May be challenging to try to generalize findings regarding cardiac mitochondria and mitophagy from the heart to other organ systems because they operate quite different from any norm there. For example, one incredible finding last year, by none less then Dr. Wallce, of Doug wallace fame, is that in the crystallize cardiac arrays of mitochondria interposed between muscle units the mitos actually phase synchronize their cristae across the mito network. In other words they appear contionuous across the membrane separations between punctate mitos. https://www.nature.com/articles/ncomms7259
Embedded in this way one might suggest they would appear to have extra resistance to the normal akt2 regulated PTEN - Pink - Parking mitophagy paths because where theheck are the phagosomes and lysosomes even located here?
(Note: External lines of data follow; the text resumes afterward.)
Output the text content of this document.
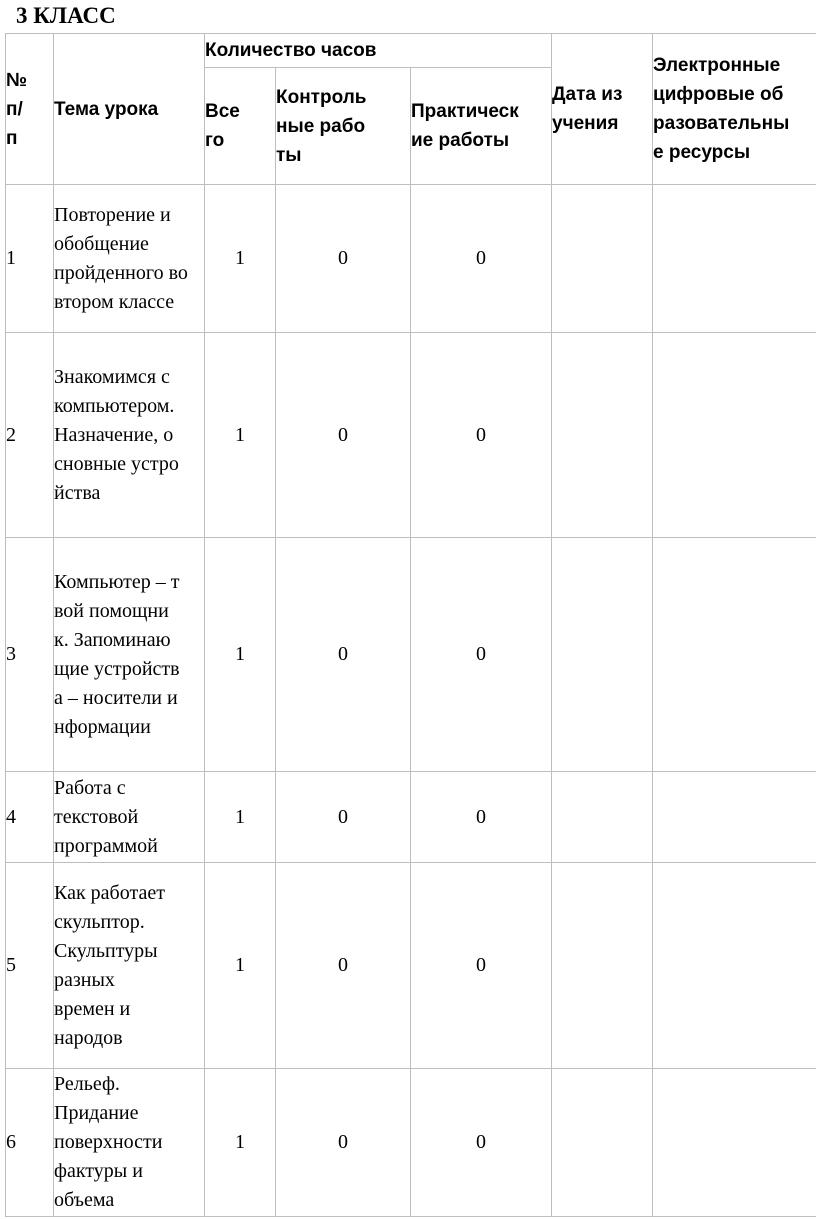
3 КЛАСС
№ п/п	Тема урока	Количество часов			Дата изучения	Электронные цифровые образовательные ресурсы

		Всего	Контрольные работы	Практические работы		

1	Повторение и обобщение пройденного во втором классе	1	0	0		
2	Знакомимся с компьютером. Назначение, основные устройства	1	0	0		
3	Компьютер – твой помощник. Запоминающие устройства – носители информации	1	0	0		
4	Работа с текстовой программой	1	0	0		
5	Как работает скульптор. Скульптуры разных времен и народов	1	0	0		
6	Рельеф. Придание поверхности фактуры и объема	1	0	0		
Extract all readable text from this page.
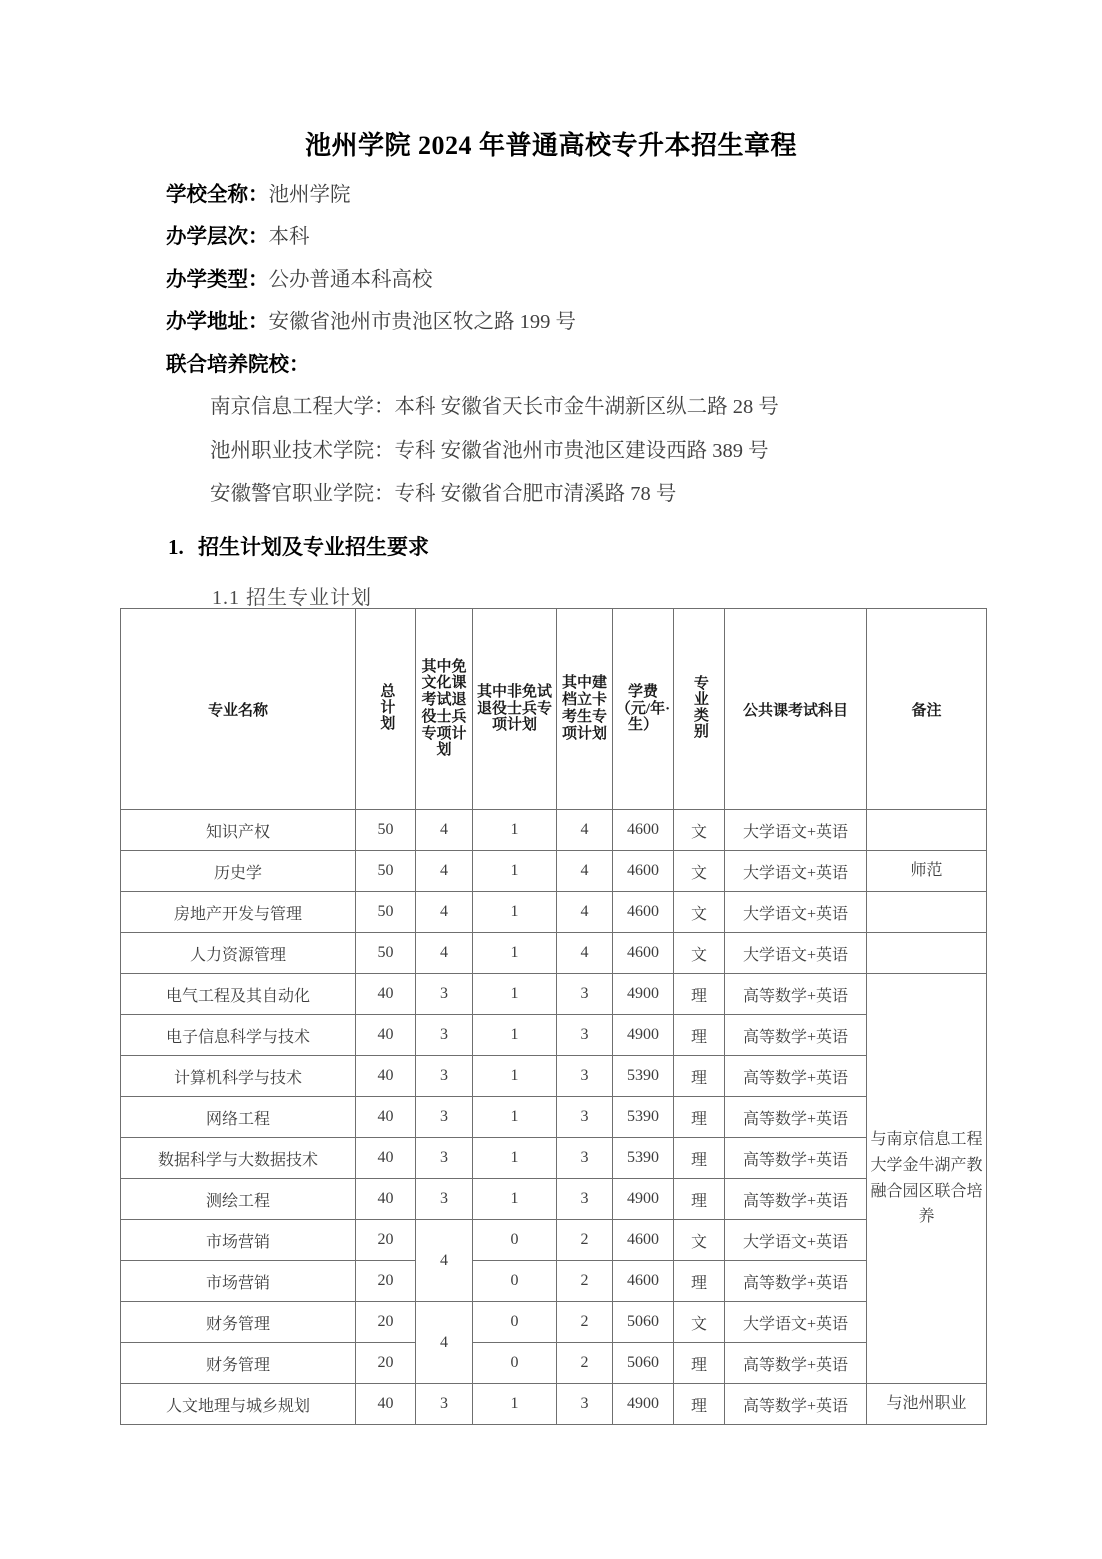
池州学院 2024 年普通高校专升本招生章程
学校全称：池州学院
办学层次：本科
办学类型：公办普通本科高校
办学地址：安徽省池州市贵池区牧之路 199 号
联合培养院校：
南京信息工程大学：本科 安徽省天长市金牛湖新区纵二路 28 号
池州职业技术学院：专科 安徽省池州市贵池区建设西路 389 号
安徽警官职业学院：专科 安徽省合肥市清溪路 78 号
1. 招生计划及专业招生要求
1.1 招生专业计划
专业名称	总计划	其中免文化课考试退役士兵专项计划	其中非免试退役士兵专项计划	其中建档立卡考生专项计划	学费（元/年·生）	专业类别	公共课考试科目	备注
知识产权	50	4	1	4	4600	文	大学语文+英语	
历史学	50	4	1	4	4600	文	大学语文+英语	师范
房地产开发与管理	50	4	1	4	4600	文	大学语文+英语	
人力资源管理	50	4	1	4	4600	文	大学语文+英语	
电气工程及其自动化	40	3	1	3	4900	理	高等数学+英语	与南京信息工程大学金牛湖产教融合园区联合培养
电子信息科学与技术	40	3	1	3	4900	理	高等数学+英语	
计算机科学与技术	40	3	1	3	5390	理	高等数学+英语	
网络工程	40	3	1	3	5390	理	高等数学+英语	
数据科学与大数据技术	40	3	1	3	5390	理	高等数学+英语	
测绘工程	40	3	1	3	4900	理	高等数学+英语	
市场营销	20	4	0	2	4600	文	大学语文+英语	
市场营销	20		0	2	4600	理	高等数学+英语	
财务管理	20	4	0	2	5060	文	大学语文+英语	
财务管理	20		0	2	5060	理	高等数学+英语	
人文地理与城乡规划	40	3	1	3	4900	理	高等数学+英语	与池州职业
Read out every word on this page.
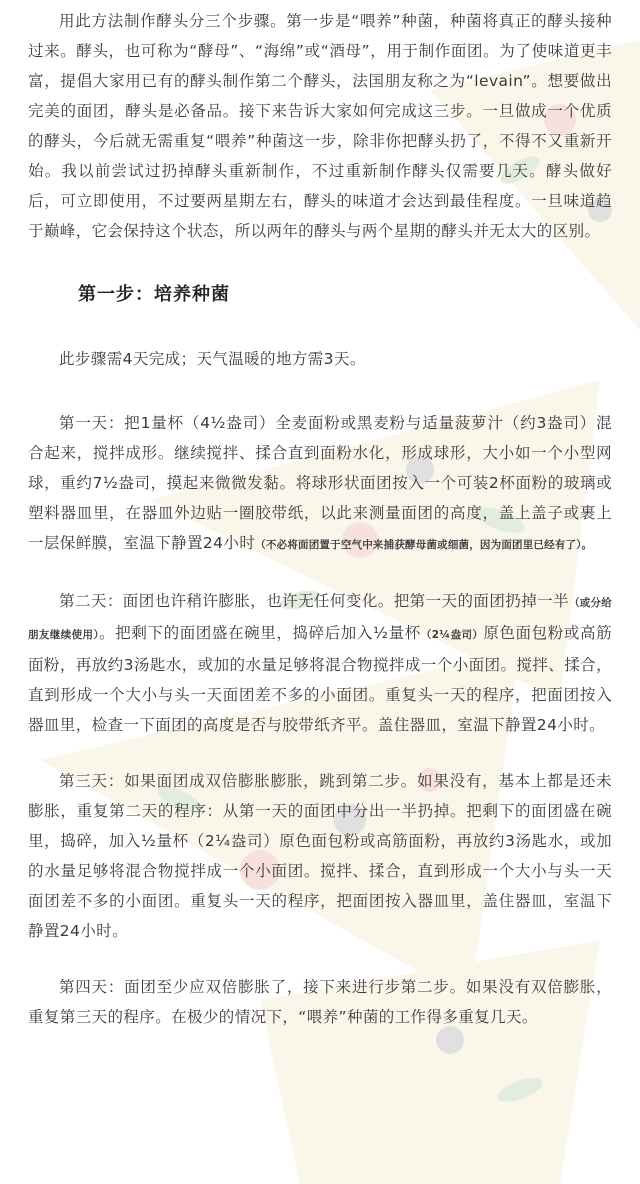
用此方法制作酵头分三个步骤。第一步是“喂养”种菌，种菌将真正的酵头接种过来。酵头，也可称为“酵母”、“海绵”或“酒母”，用于制作面团。为了使味道更丰富，提倡大家用已有的酵头制作第二个酵头，法国朋友称之为“levain”。想要做出完美的面团，酵头是必备品。接下来告诉大家如何完成这三步。一旦做成一个优质的酵头，今后就无需重复“喂养”种菌这一步，除非你把酵头扔了，不得不又重新开始。我以前尝试过扔掉酵头重新制作，不过重新制作酵头仅需要几天。酵头做好后，可立即使用，不过要两星期左右，酵头的味道才会达到最佳程度。一旦味道趋于巅峰，它会保持这个状态，所以两年的酵头与两个星期的酵头并无太大的区别。

第一步：培养种菌

此步骤需4天完成；天气温暖的地方需3天。

第一天：把1量杯（4½盎司）全麦面粉或黑麦粉与适量菠萝汁（约3盎司）混合起来，搅拌成形。继续搅拌、揉合直到面粉水化，形成球形，大小如一个小型网球，重约7½盎司，摸起来微微发黏。将球形状面团按入一个可装2杯面粉的玻璃或塑料器皿里，在器皿外边贴一圈胶带纸，以此来测量面团的高度，盖上盖子或裹上一层保鲜膜，室温下静置24小时（不必将面团置于空气中来捕获酵母菌或细菌，因为面团里已经有了）。

第二天：面团也许稍许膨胀，也许无任何变化。把第一天的面团扔掉一半（或分给朋友继续使用）。把剩下的面团盛在碗里，捣碎后加入½量杯（2¼盎司）原色面包粉或高筋面粉，再放约3汤匙水，或加的水量足够将混合物搅拌成一个小面团。搅拌、揉合，直到形成一个大小与头一天面团差不多的小面团。重复头一天的程序，把面团按入器皿里，检查一下面团的高度是否与胶带纸齐平。盖住器皿，室温下静置24小时。

第三天：如果面团成双倍膨胀膨胀，跳到第二步。如果没有，基本上都是还未膨胀，重复第二天的程序：从第一天的面团中分出一半扔掉。把剩下的面团盛在碗里，捣碎，加入½量杯（2¼盎司）原色面包粉或高筋面粉，再放约3汤匙水，或加的水量足够将混合物搅拌成一个小面团。搅拌、揉合，直到形成一个大小与头一天面团差不多的小面团。重复头一天的程序，把面团按入器皿里，盖住器皿，室温下静置24小时。

第四天：面团至少应双倍膨胀了，接下来进行步第二步。如果没有双倍膨胀，重复第三天的程序。在极少的情况下，“喂养”种菌的工作得多重复几天。
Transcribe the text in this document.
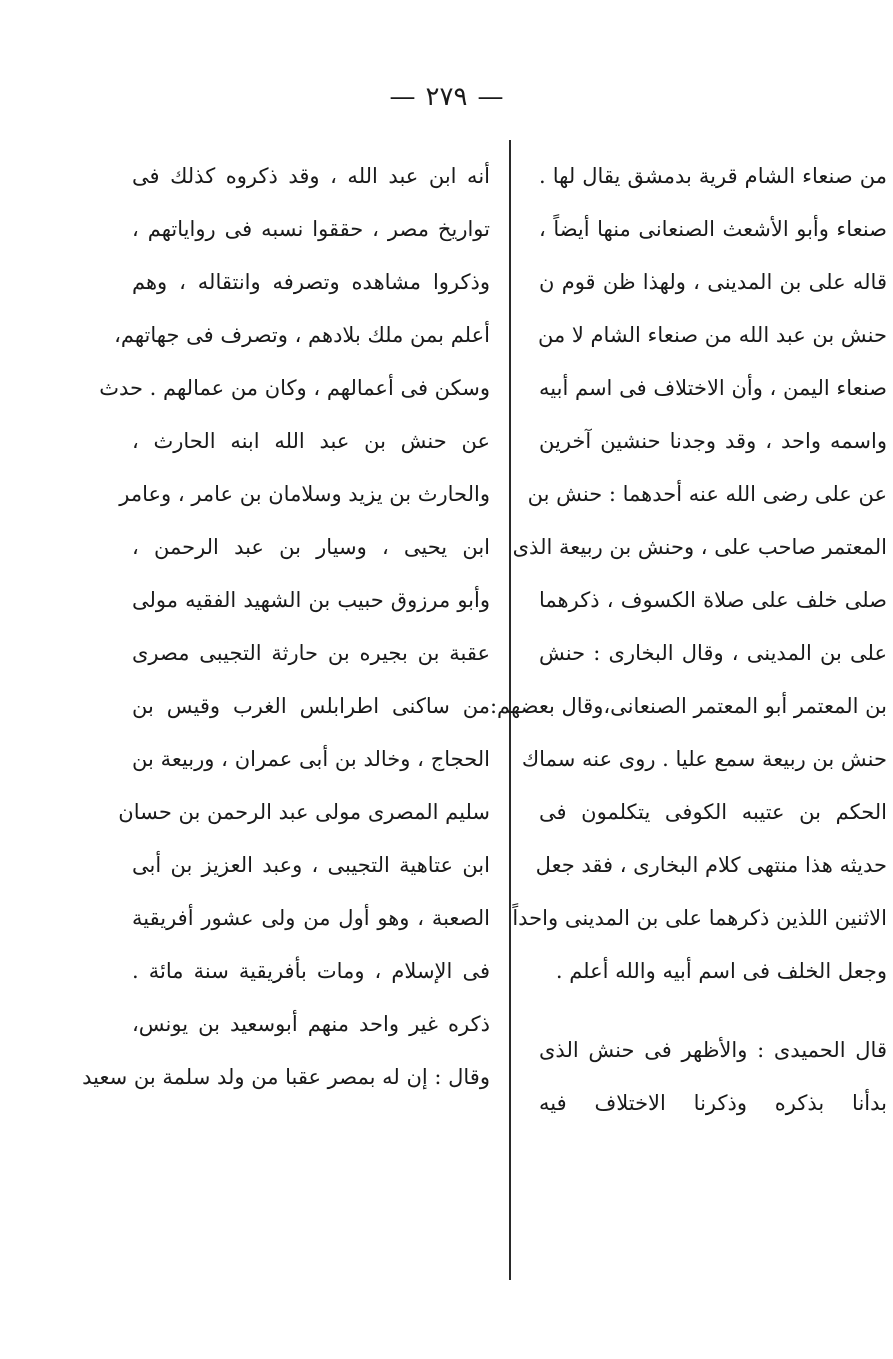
—٢٧٩—
من صنعاء الشام قرية بدمشق يقال لها .
صنعاء وأبو الأشعث الصنعانى منها أيضاً ،
قاله على بن المدينى ، ولهذا ظن قوم ن
حنش بن عبد الله من صنعاء الشام لا من
صنعاء اليمن ، وأن الاختلاف فى اسم أبيه
واسمه واحد ، وقد وجدنا حنشين آخرين
عن على رضى الله عنه أحدهما : حنش بن
المعتمر صاحب على ، وحنش بن ربيعة الذى
صلى خلف على صلاة الكسوف ، ذكرهما
على بن المدينى ، وقال البخارى : حنش
بن المعتمر أبو المعتمر الصنعانى،وقال بعضهم:
حنش بن ربيعة سمع عليا . روى عنه سماك
الحكم بن عتيبه الكوفى يتكلمون فى
حديثه هذا منتهى كلام البخارى ، فقد جعل
الاثنين اللذين ذكرهما على بن المدينى واحداً
وجعل الخلف فى اسم أبيه والله أعلم .
قال الحميدى : والأظهر فى حنش الذى
بدأنا بذكره وذكرنا الاختلاف فيه
أنه ابن عبد الله ، وقد ذكروه كذلك فى
تواريخ مصر ، حققوا نسبه فى رواياتهم ،
وذكروا مشاهده وتصرفه وانتقاله ، وهم
أعلم بمن ملك بلادهم ، وتصرف فى جهاتهم،
وسكن فى أعمالهم ، وكان من عمالهم . حدث
عن حنش بن عبد الله ابنه الحارث ،
والحارث بن يزيد وسلامان بن عامر ، وعامر
ابن يحيى ، وسيار بن عبد الرحمن ،
وأبو مرزوق حبيب بن الشهيد الفقيه مولى
عقبة بن بجيره بن حارثة التجيبى مصرى
من ساكنى اطرابلس الغرب وقيس بن
الحجاج ، وخالد بن أبى عمران ، وربيعة بن
سليم المصرى مولى عبد الرحمن بن حسان
ابن عتاهية التجيبى ، وعبد العزيز بن أبى
الصعبة ، وهو أول من ولى عشور أفريقية
فى الإسلام ، ومات بأفريقية سنة مائة .
ذكره غير واحد منهم أبوسعيد بن يونس،
وقال : إن له بمصر عقبا من ولد سلمة بن سعيد
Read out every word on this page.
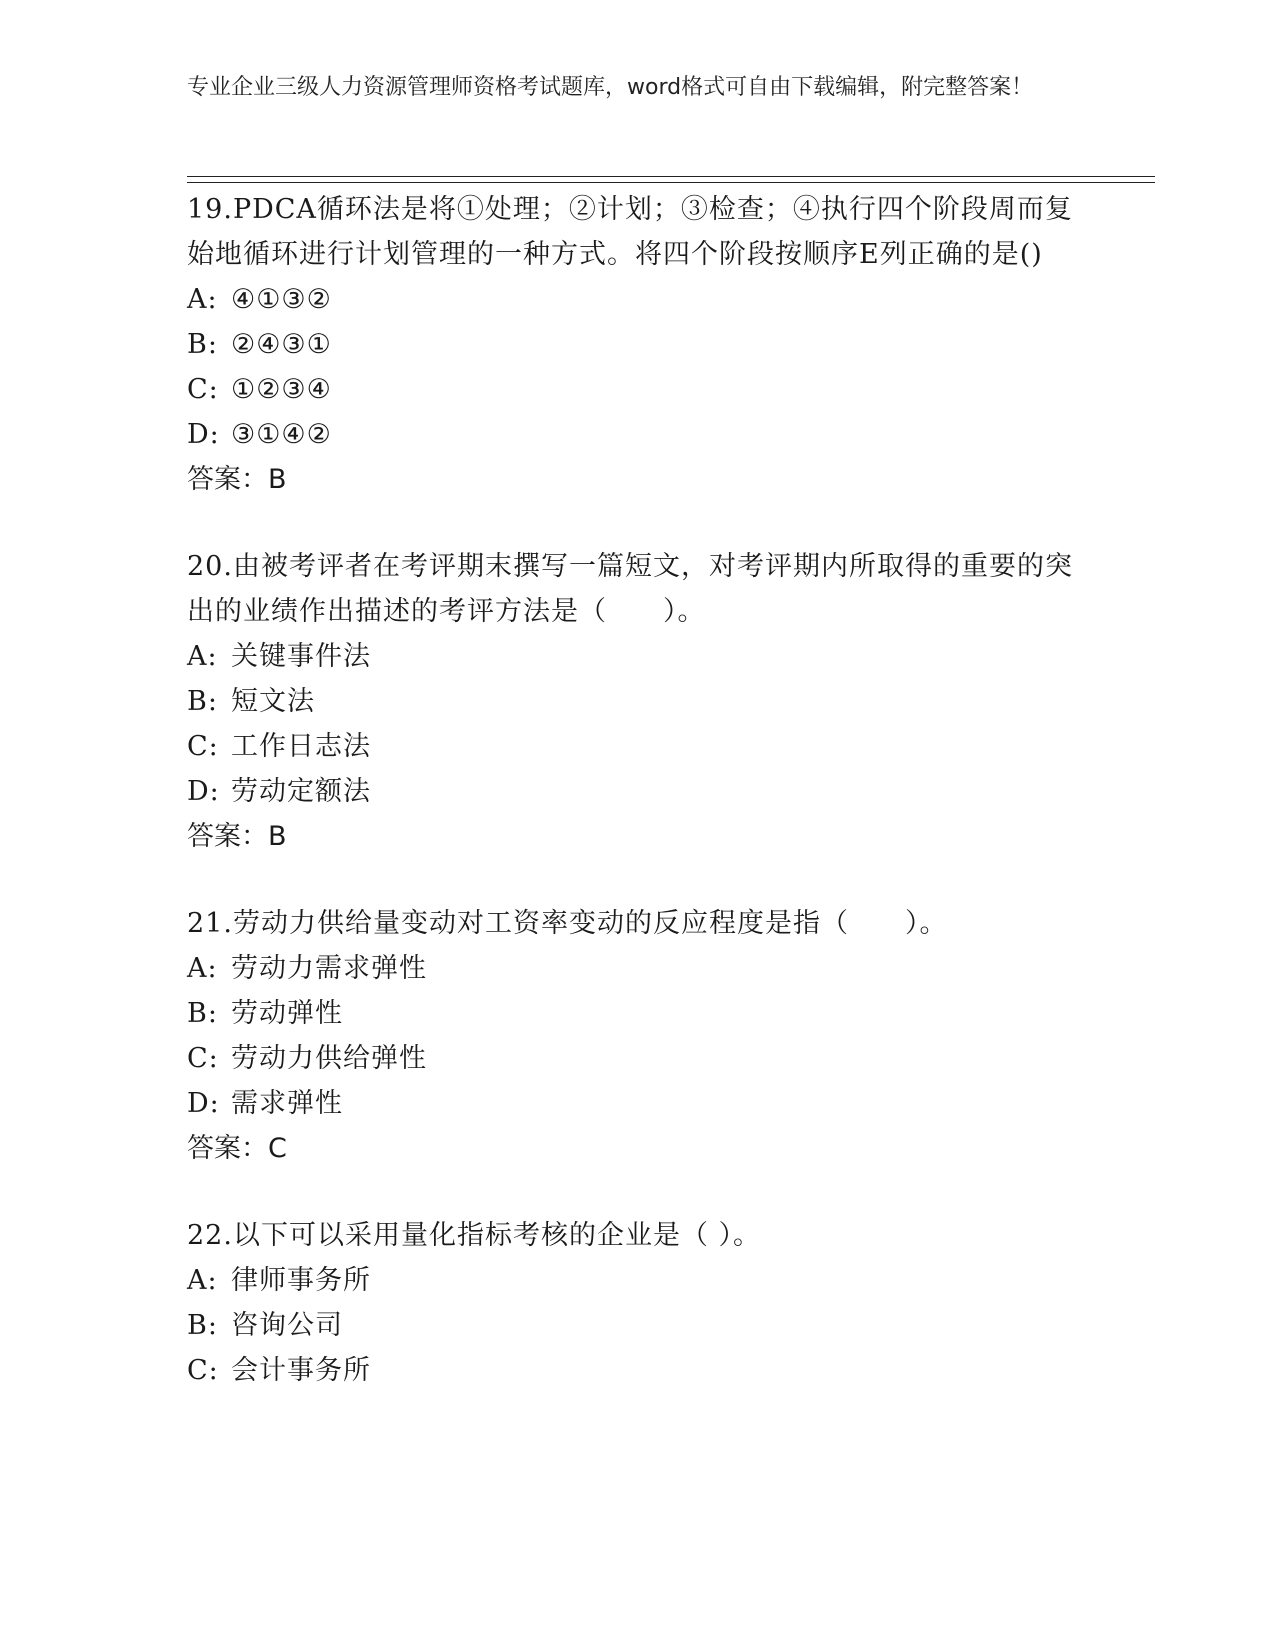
专业企业三级人力资源管理师资格考试题库，word格式可自由下载编辑，附完整答案！

19.PDCA循环法是将①处理；②计划；③检查；④执行四个阶段周而复始地循环进行计划管理的一种方式。将四个阶段按顺序E列正确的是()

A: ④①③②

B: ②④③①

C: ①②③④

D: ③①④②

答案：B

20.由被考评者在考评期末撰写一篇短文，对考评期内所取得的重要的突出的业绩作出描述的考评方法是（　　）。

A: 关键事件法

B: 短文法

C: 工作日志法

D: 劳动定额法

答案：B

21.劳动力供给量变动对工资率变动的反应程度是指（　　）。

A: 劳动力需求弹性

B: 劳动弹性

C: 劳动力供给弹性

D: 需求弹性

答案：C

22.以下可以采用量化指标考核的企业是（ ）。

A: 律师事务所

B: 咨询公司

C: 会计事务所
As far as 'the SENS vie of what should be done about aging' how would these isolated mitos even get allotopic nuclear genes in the first place and regulate them? For example, look what we know now about my allotopc CyB would be hopelessly suboptimal for normal people; Boom! - 'Assembly factors monitor sequential hemylation of cytochrome b to regulate mitochondrial translation'
http://jcb.rupress.org/content/205/4/511 Nicetry, but where would we be if we can't locally control how many electrons are confurcatedin the Q cycle at complex III? How it works here, basically, is that
'failure to hemylate cytochrome b sequesters the Cbp3-Cbp6 complex in early assembly intermediates, thereby causing a reduction in cytochrome b synthesis via a feedback loop that senses hemylation of cytochrome b.'
@johnhewitt
Thanks for the insights. Im also not sure the SENS strategy can cope with giant mitochondria which cannot be phagocytised. They accumulate in aging tissues and impair the mitophagy process.